The fixed annual limit of 4,000 on the UK medical student intake must be lifted to avert a crisis in the early years of the next century, according to the first report of the Medical Manpower Standing Advisory Committee.

Moreover, doctors must be more willing to devolve some of their traditional responsibilities. Nurses and radiographers could do many of the tasks claimed by doctors to free more time for treating patients. Junior doctors also do too much clerical work, administration of intravenous drugs and ante-natal care.

Regardless of efficiency improvements, the freeze on the annual medical student intake must be removed because of the trend towards earlier retirement among doctors, demographic changes, increased public expectations about doctors' services and extra workloads caused by recent legislation.

The committee's report says: 'The Patient's Charter has increased public awareness of the services that doctors provide. More consultation time will be needed to see and treat patients. The Children Act and the Mental Health Act are contributing to increased demands on general practice, paediatrics and psychiatry. As the average age of the population increases, there will be greater demand for GP services.' Over the next 20 years the UK's population is set to increase by 4.3 per cent to 60 million and over-75s by 12.5 per cent.

The advisory committee, chaired by Professor Colin Campbell, vice-chancellor of Nottingham University, received evidence from the medical Royal Colleges that the national shortage of consultants was already severe, particularly among cancer and urology specialists.
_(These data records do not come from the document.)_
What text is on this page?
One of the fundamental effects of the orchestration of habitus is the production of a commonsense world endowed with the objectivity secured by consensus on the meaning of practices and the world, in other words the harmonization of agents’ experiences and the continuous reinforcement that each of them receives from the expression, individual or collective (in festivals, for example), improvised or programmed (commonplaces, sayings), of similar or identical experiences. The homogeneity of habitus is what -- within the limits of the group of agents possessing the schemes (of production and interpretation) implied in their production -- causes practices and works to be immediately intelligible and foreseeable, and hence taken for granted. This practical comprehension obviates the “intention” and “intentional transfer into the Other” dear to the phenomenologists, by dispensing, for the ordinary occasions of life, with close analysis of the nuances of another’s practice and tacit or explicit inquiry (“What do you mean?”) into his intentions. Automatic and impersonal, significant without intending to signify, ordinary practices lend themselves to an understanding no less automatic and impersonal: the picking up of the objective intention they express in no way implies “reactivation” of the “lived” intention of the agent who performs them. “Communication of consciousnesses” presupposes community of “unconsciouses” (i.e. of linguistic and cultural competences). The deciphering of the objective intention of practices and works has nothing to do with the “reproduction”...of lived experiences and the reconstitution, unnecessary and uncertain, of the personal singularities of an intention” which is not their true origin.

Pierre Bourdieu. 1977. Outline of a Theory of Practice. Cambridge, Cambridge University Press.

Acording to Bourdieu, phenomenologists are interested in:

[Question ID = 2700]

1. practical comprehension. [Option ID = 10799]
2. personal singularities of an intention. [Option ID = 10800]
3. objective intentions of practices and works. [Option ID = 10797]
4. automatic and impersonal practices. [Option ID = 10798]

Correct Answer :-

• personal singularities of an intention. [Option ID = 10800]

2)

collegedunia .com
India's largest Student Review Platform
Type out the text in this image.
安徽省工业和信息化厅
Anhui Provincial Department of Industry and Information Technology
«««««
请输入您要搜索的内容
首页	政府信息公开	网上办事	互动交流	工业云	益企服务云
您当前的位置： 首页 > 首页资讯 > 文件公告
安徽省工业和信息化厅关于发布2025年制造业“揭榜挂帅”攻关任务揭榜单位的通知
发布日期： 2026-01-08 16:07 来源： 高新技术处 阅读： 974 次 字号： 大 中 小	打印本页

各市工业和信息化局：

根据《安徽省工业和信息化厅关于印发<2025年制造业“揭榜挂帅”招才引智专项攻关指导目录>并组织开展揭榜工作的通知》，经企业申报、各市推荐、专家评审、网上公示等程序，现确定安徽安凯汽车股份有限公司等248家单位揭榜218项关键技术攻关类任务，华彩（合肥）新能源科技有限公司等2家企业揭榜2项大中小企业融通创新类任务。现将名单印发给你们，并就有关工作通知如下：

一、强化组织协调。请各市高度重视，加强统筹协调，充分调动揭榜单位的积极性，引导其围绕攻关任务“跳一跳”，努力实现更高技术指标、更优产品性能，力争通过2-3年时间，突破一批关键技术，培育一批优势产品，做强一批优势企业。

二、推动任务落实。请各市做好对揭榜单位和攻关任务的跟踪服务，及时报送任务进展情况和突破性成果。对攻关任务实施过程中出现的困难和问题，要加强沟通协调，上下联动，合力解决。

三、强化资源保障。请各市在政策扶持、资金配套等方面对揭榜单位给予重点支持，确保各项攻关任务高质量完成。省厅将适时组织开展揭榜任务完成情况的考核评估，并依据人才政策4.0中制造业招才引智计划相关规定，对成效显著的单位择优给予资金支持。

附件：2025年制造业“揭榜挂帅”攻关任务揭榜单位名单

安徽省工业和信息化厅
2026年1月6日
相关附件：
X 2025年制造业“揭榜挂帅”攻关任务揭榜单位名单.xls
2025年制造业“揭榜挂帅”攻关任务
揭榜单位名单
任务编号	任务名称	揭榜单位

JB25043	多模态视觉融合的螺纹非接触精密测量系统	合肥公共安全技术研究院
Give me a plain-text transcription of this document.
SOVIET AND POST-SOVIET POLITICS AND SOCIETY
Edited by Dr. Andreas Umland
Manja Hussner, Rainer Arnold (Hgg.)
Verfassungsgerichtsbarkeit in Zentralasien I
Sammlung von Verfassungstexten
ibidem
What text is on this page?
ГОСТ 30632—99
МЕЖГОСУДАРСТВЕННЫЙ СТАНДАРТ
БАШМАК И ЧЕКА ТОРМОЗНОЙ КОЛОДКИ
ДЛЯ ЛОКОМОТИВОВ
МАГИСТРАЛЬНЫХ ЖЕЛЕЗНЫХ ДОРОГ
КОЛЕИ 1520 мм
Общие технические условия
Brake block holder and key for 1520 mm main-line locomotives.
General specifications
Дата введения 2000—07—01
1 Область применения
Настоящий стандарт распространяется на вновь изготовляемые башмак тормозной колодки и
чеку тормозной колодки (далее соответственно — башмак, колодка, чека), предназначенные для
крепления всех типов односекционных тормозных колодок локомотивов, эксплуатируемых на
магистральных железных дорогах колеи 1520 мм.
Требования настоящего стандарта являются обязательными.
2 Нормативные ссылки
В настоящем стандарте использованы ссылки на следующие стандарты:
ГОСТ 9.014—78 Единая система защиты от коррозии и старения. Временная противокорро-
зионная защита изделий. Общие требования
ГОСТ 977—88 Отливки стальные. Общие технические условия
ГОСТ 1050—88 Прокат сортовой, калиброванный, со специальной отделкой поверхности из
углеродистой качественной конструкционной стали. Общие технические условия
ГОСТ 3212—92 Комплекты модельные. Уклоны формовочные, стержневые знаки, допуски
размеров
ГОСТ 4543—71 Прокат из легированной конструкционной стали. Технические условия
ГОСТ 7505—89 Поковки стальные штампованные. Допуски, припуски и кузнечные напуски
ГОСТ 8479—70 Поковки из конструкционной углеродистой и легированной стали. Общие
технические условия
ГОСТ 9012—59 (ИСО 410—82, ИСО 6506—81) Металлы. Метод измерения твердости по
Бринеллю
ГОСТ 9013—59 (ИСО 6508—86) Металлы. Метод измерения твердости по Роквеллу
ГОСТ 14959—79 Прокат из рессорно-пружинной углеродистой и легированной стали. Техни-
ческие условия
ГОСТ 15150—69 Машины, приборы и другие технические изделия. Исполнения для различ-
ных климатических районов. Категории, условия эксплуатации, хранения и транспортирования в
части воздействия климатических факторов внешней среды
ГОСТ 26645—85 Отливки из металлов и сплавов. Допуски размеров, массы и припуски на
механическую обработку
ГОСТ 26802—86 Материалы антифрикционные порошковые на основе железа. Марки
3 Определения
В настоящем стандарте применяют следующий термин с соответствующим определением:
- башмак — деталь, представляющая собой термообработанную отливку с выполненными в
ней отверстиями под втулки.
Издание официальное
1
However, the advisory committee believes that the colleges' estimate that consultant numbers need to rise by at least half cannot be met, given contraints on spending and improvements in medical technologies. It also says that unless the NHS concedes pressures for more flexible medical working practices, notably more part-time working, drop-out rates will grow.

Senior hospital doctors are to carry out a survey of bed closures and cancelled operations in the NHS. The move by the British Medical Association's central consultants' and specialists' committee follows protests about financial crises in the NHS from several hospitals, including Winchester, Derby, Darlington and Cardiff.